TOMPKINS COUNTY, N.Y.—Gov. Andrew Cuomo announced the end of New York’s mask mandate, beginning on Wednesday, May 19. The move follows last week’s announcement by the Centers for Disease Control that masks and social distancing are no longer necessary indoors and outdoors for people who are fully vaccinated.
The CDC’s guidance last week has led several states to announce the end of their various mask mandates, though there were several caveats to the initial guidance—one of which was that local and state mask mandates still applied. Cuomo had declined to end the mask mandate last week, though pressure had mounted over the weekend from county executives statewide eager for the economy to continue to reopen.
Like the CDC, New York State’s guidance still says that unvaccinated people should continue to wear masks for the protection of others.
In New York, Cuomo’s office said that there would still be mask mandates and social distancing requirements in place at the following locations: “Pre-K to 12 schools, public transit, homeless shelters, correctional facilities, nursing homes, and healthcare settings will continue to follow State’s existing COVID-19 health guidelines until more New Yorkers are fully vaccinated.”

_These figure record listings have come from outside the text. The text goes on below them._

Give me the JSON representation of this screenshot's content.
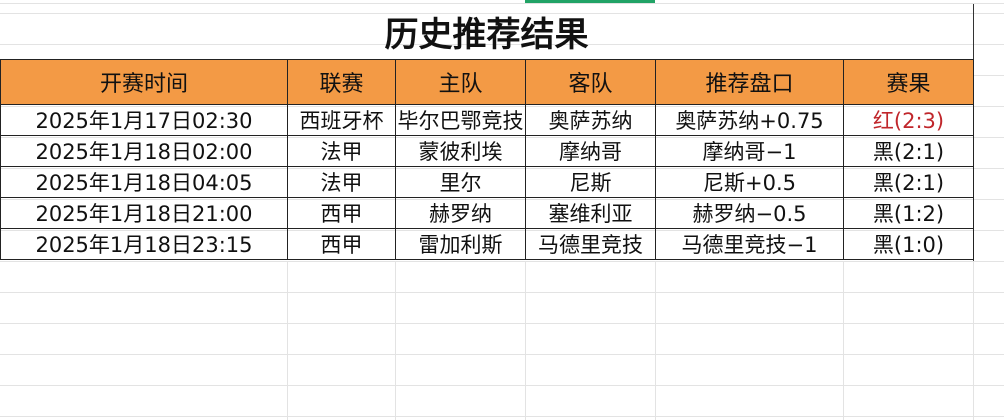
{
  "title": "历史推荐结果",
  "headers": [
    "开赛时间",
    "联赛",
    "主队",
    "客队",
    "推荐盘口",
    "赛果"
  ],
  "rows": [
    {
      "time": "2025年1月17日02:30",
      "league": "西班牙杯",
      "home": "毕尔巴鄂竞技",
      "away": "奥萨苏纳",
      "pick": "奥萨苏纳+0.75",
      "result": "红(2:3)",
      "result_color": "#c0262b"
    },
    {
      "time": "2025年1月18日02:00",
      "league": "法甲",
      "home": "蒙彼利埃",
      "away": "摩纳哥",
      "pick": "摩纳哥−1",
      "result": "黑(2:1)",
      "result_color": "#111111"
    },
    {
      "time": "2025年1月18日04:05",
      "league": "法甲",
      "home": "里尔",
      "away": "尼斯",
      "pick": "尼斯+0.5",
      "result": "黑(2:1)",
      "result_color": "#111111"
    },
    {
      "time": "2025年1月18日21:00",
      "league": "西甲",
      "home": "赫罗纳",
      "away": "塞维利亚",
      "pick": "赫罗纳−0.5",
      "result": "黑(1:2)",
      "result_color": "#111111"
    },
    {
      "time": "2025年1月18日23:15",
      "league": "西甲",
      "home": "雷加利斯",
      "away": "马德里竞技",
      "pick": "马德里竞技−1",
      "result": "黑(1:0)",
      "result_color": "#111111"
    }
  ],
  "colors": {
    "header_bg": "#f39a45",
    "selection": "#21a366"
  }
}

Tompkins County, where masks have been a relatively quiet issue since the beginning of the pandemic, will also follow the lead of Cuomo and the CDC.
“Tompkins County will follow New York’s guidance for mask wearing and social distancing,” said Tompkins County Director of Communications Dominick Recckio. “We will be updating the Health Department’s website and sharing the new guidance with the community on Wednesday when it goes into effect.”
In terms of tangible change, it may be difficult to assess exactly how much Cuomo’s announcement will change mask usage, particularly considering a crucial piece of information in the state’s press release on the announcement: “Department of Health strongly recommends masks in indoor settings where vaccination status of individuals is unknown. Mask requirements by businesses must adhere to all applicable federal and state laws and regulations.”
More details are available at this link for what Cuomo’s announcement applies to, particularly large and small events, and it’s likely the local impacts will be even further clarified on Wednesday when the Tompkins County Health Department’s guidance is posted.